DIS Kinematics

The event kinematics of deep inelastic scattering, DIS, are determined by the negative square of the four-momentum transfer at the positron vertex, $Q^2\equiv-q^2$, and the Bjorken scaling variable, $x=Q^2/2P \cdot q$,where P is the four-momentum of the proton. In the Quark Parton Model (QPM), the interacting quark from the proton carries the four-momentum xP. The variable y, the fractional energy transfer to the proton in its rest frame, is related to x and Q² by $y\simeq Q^2/xs$, where $\sqrt s$is the positron-proton centre of mass energy. Because the H1 and ZEUS detectors are almost hermetic the kinematic variables x and Q² can be reconstructed in a variety of ways using combinations of electron and hadronic system energies and angles [8].

  

Figure 2: (a) QPM (b) QCDC and (c) BGF diagrams

In QPM there is a 1+1 parton configuration, fig. 2a, which consists of a single struck quark and the proton remnant, denoted by ``+1''. At HERA energies there are significant higher-order Quantum Chromodynamic (QCD) corrections: to leading order in the strong coupling constant, $\alpha_{\rm s},$these are QCD-Compton scattering (QCDC), where a gluon is radiated by the scattered quark and Boson-Gluon-Fusion (BGF), where the virtual boson and a gluon fuse to form a quark-antiquark pair. Both processes have 2+1 partons in the final state, as shown in fig. 2. There also exists calculations for the higher, next-to-leading (NLO) processes.

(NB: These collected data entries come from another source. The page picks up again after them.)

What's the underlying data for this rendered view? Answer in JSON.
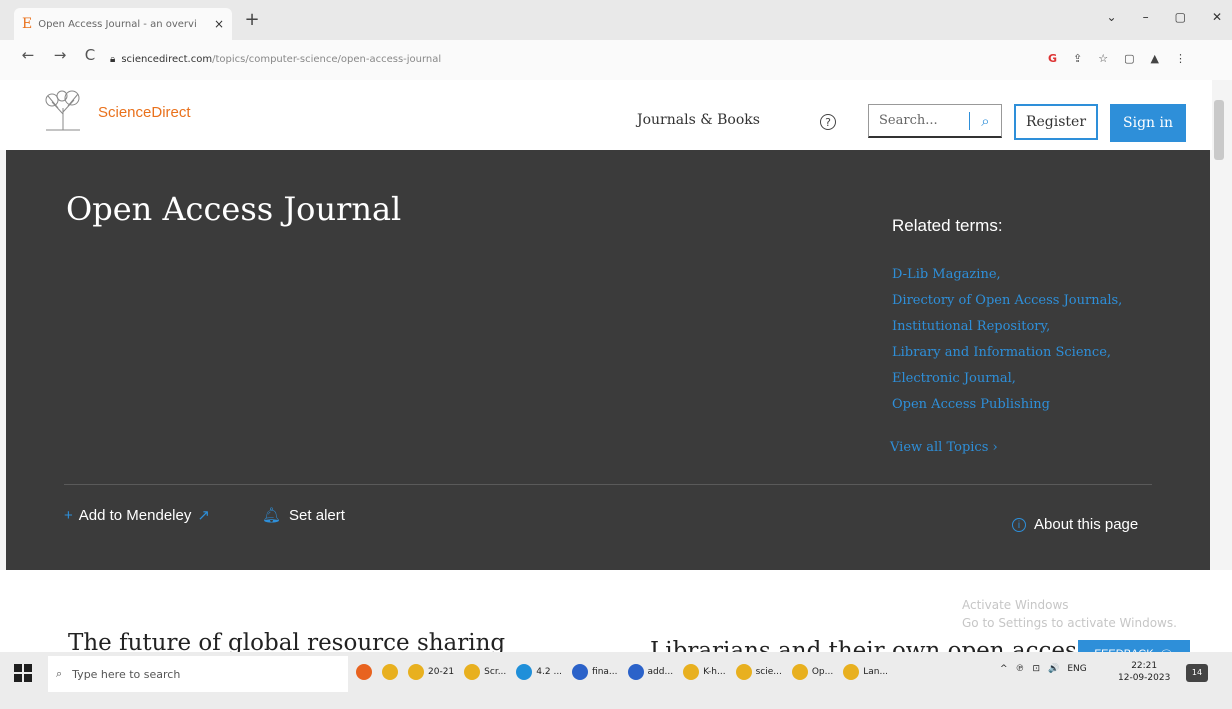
{
  "browser": {
    "tab_title": "Open Access Journal - an overvi",
    "tab_close": "×",
    "new_tab": "+",
    "window_controls": [
      "⌄",
      "–",
      "▢",
      "✕"
    ],
    "nav": {
      "back": "←",
      "forward": "→",
      "reload": "C"
    },
    "url_host": "sciencedirect.com",
    "url_path": "/topics/computer-science/open-access-journal",
    "ext_icons": [
      "G",
      "⇪",
      "☆",
      "▢",
      "▲",
      "⋮"
    ]
  },
  "header": {
    "brand": "ScienceDirect",
    "nav_journals": "Journals & Books",
    "help_icon": "?",
    "search_placeholder": "Search...",
    "register": "Register",
    "signin": "Sign in"
  },
  "hero": {
    "title": "Open Access Journal",
    "related_heading": "Related terms:",
    "related_terms": [
      "D-Lib Magazine,",
      "Directory of Open Access Journals,",
      "Institutional Repository,",
      "Library and Information Science,",
      "Electronic Journal,",
      "Open Access Publishing"
    ],
    "view_all": "View all Topics",
    "add_mendeley": "Add to Mendeley",
    "set_alert": "Set alert",
    "about": "About this page"
  },
  "content": {
    "article_1": "The future of global resource sharing",
    "article_2": "Librarians and their own open access",
    "activate_line1": "Activate Windows",
    "activate_line2": "Go to Settings to activate Windows.",
    "feedback": "FEEDBACK"
  },
  "taskbar": {
    "search_placeholder": "Type here to search",
    "apps": [
      {
        "label": "",
        "color": "#e8631f"
      },
      {
        "label": "",
        "color": "#e8b01f"
      },
      {
        "label": "20-21",
        "color": "#e8b01f"
      },
      {
        "label": "Scr...",
        "color": "#e8b01f"
      },
      {
        "label": "4.2 ...",
        "color": "#1f8fd9"
      },
      {
        "label": "fina...",
        "color": "#2b62c9"
      },
      {
        "label": "add...",
        "color": "#2b62c9"
      },
      {
        "label": "K-h...",
        "color": "#e8b01f"
      },
      {
        "label": "scie...",
        "color": "#e8b01f"
      },
      {
        "label": "Op...",
        "color": "#e8b01f"
      },
      {
        "label": "Lan...",
        "color": "#e8b01f"
      }
    ],
    "tray": [
      "^",
      "℗",
      "⊡",
      "🔊",
      "ENG"
    ],
    "time": "22:21",
    "date": "12-09-2023",
    "notifications": "14"
  }
}
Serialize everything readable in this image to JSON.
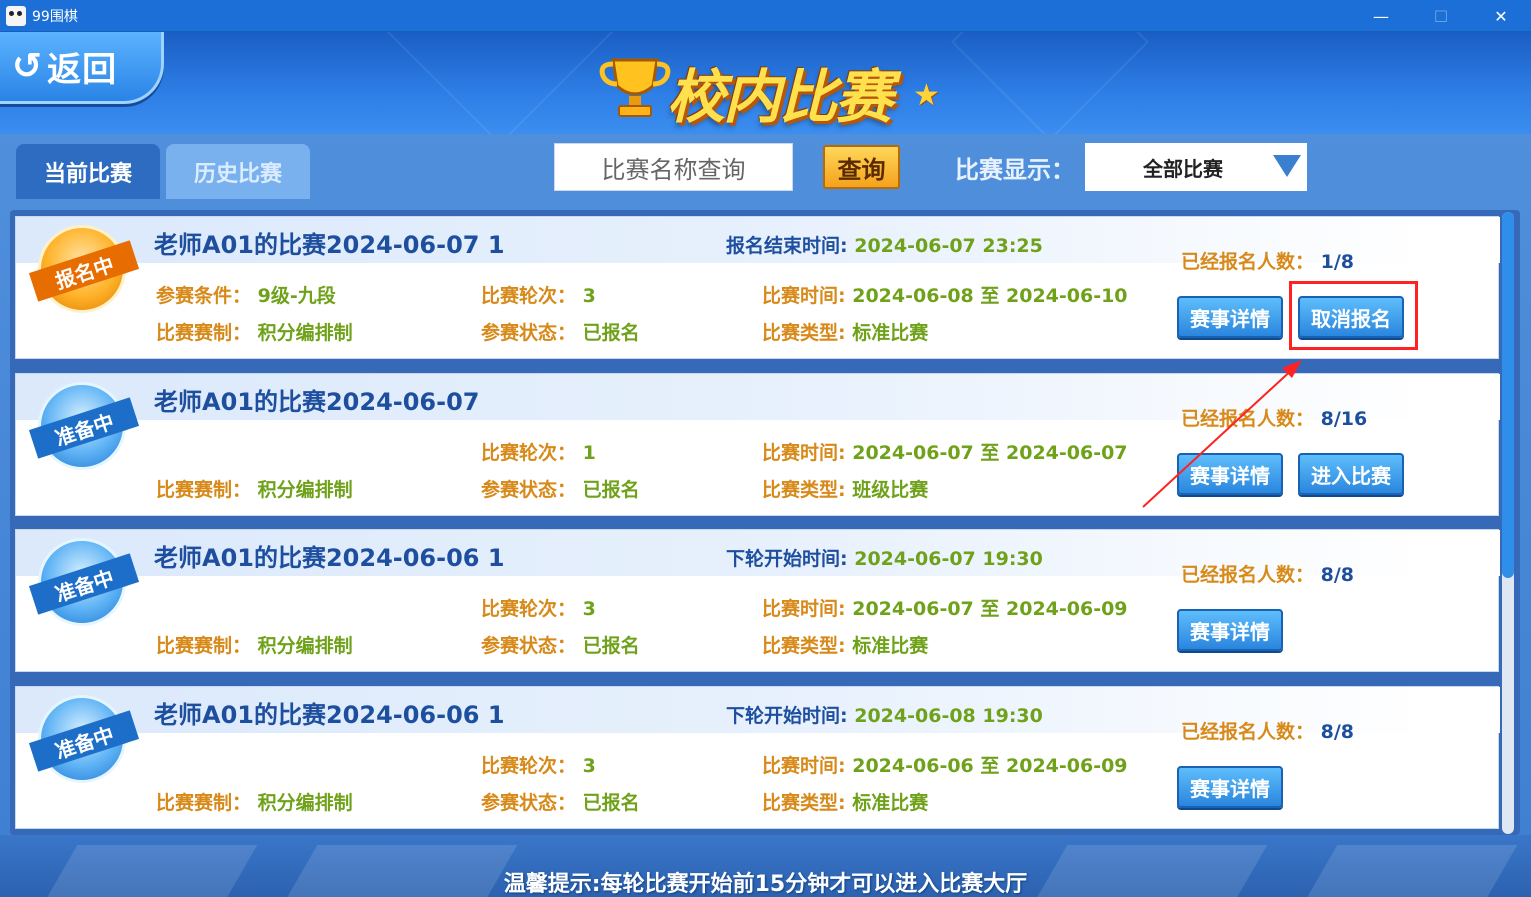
{
  "window": {
    "title": "99围棋",
    "minimize": "—",
    "maximize": "☐",
    "close": "✕"
  },
  "header": {
    "back_label": "返回",
    "back_arrow": "↺",
    "title": "校内比赛",
    "star": "★"
  },
  "tabs": [
    {
      "label": "当前比赛",
      "active": true
    },
    {
      "label": "历史比赛",
      "active": false
    }
  ],
  "search": {
    "placeholder": "比赛名称查询",
    "button_label": "查询"
  },
  "filter": {
    "label": "比赛显示：",
    "selected": "全部比赛"
  },
  "matches": [
    {
      "badge": "报名中",
      "title": "老师A01的比赛2024-06-07 1",
      "time_label": "报名结束时间:",
      "time_value": "2024-06-07 23:25",
      "condition_label": "参赛条件：",
      "condition_value": "9级-九段",
      "rounds_label": "比赛轮次：",
      "rounds_value": "3",
      "period_label": "比赛时间:",
      "period_value": "2024-06-08 至 2024-06-10",
      "system_label": "比赛赛制：",
      "system_value": "积分编排制",
      "status_label": "参赛状态：",
      "status_value": "已报名",
      "type_label": "比赛类型:",
      "type_value": "标准比赛",
      "count_label": "已经报名人数：",
      "count_value": "1/8",
      "detail_button": "赛事详情",
      "action_button": "取消报名"
    },
    {
      "badge": "准备中",
      "title": "老师A01的比赛2024-06-07",
      "rounds_label": "比赛轮次：",
      "rounds_value": "1",
      "period_label": "比赛时间:",
      "period_value": "2024-06-07 至 2024-06-07",
      "system_label": "比赛赛制：",
      "system_value": "积分编排制",
      "status_label": "参赛状态：",
      "status_value": "已报名",
      "type_label": "比赛类型:",
      "type_value": "班级比赛",
      "count_label": "已经报名人数：",
      "count_value": "8/16",
      "detail_button": "赛事详情",
      "action_button": "进入比赛"
    },
    {
      "badge": "准备中",
      "title": "老师A01的比赛2024-06-06 1",
      "time_label": "下轮开始时间:",
      "time_value": "2024-06-07 19:30",
      "rounds_label": "比赛轮次：",
      "rounds_value": "3",
      "period_label": "比赛时间:",
      "period_value": "2024-06-07 至 2024-06-09",
      "system_label": "比赛赛制：",
      "system_value": "积分编排制",
      "status_label": "参赛状态：",
      "status_value": "已报名",
      "type_label": "比赛类型:",
      "type_value": "标准比赛",
      "count_label": "已经报名人数：",
      "count_value": "8/8",
      "detail_button": "赛事详情"
    },
    {
      "badge": "准备中",
      "title": "老师A01的比赛2024-06-06 1",
      "time_label": "下轮开始时间:",
      "time_value": "2024-06-08 19:30",
      "rounds_label": "比赛轮次：",
      "rounds_value": "3",
      "period_label": "比赛时间:",
      "period_value": "2024-06-06 至 2024-06-09",
      "system_label": "比赛赛制：",
      "system_value": "积分编排制",
      "status_label": "参赛状态：",
      "status_value": "已报名",
      "type_label": "比赛类型:",
      "type_value": "标准比赛",
      "count_label": "已经报名人数：",
      "count_value": "8/8",
      "detail_button": "赛事详情"
    }
  ],
  "footer": {
    "tip": "温馨提示:每轮比赛开始前15分钟才可以进入比赛大厅"
  },
  "colors": {
    "accent_blue": "#2a86de",
    "label_orange": "#d78a1a",
    "value_green": "#6fa21a",
    "title_blue": "#1e4f9e",
    "highlight_red": "#ff2222"
  }
}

Perturbative QCD does not predict the absolute value of the parton densities within the proton but determines how they vary from a given input. For a given initial distribution at a particular scale Altarelli-Parisi (DGLAP) evolution [9] enables the distributions at higher Q² to be determined. DGLAP evolution resums the leading $\log(Q^2)$ contributions associated with a chain of gluon emissions. At large enough electron-proton centre-of-mass energies there is a second large variable 1/x and, therefore, it is also necessary to resum the $\log(1/x)$ contributions. This is acheived by using the BFKL equation [10].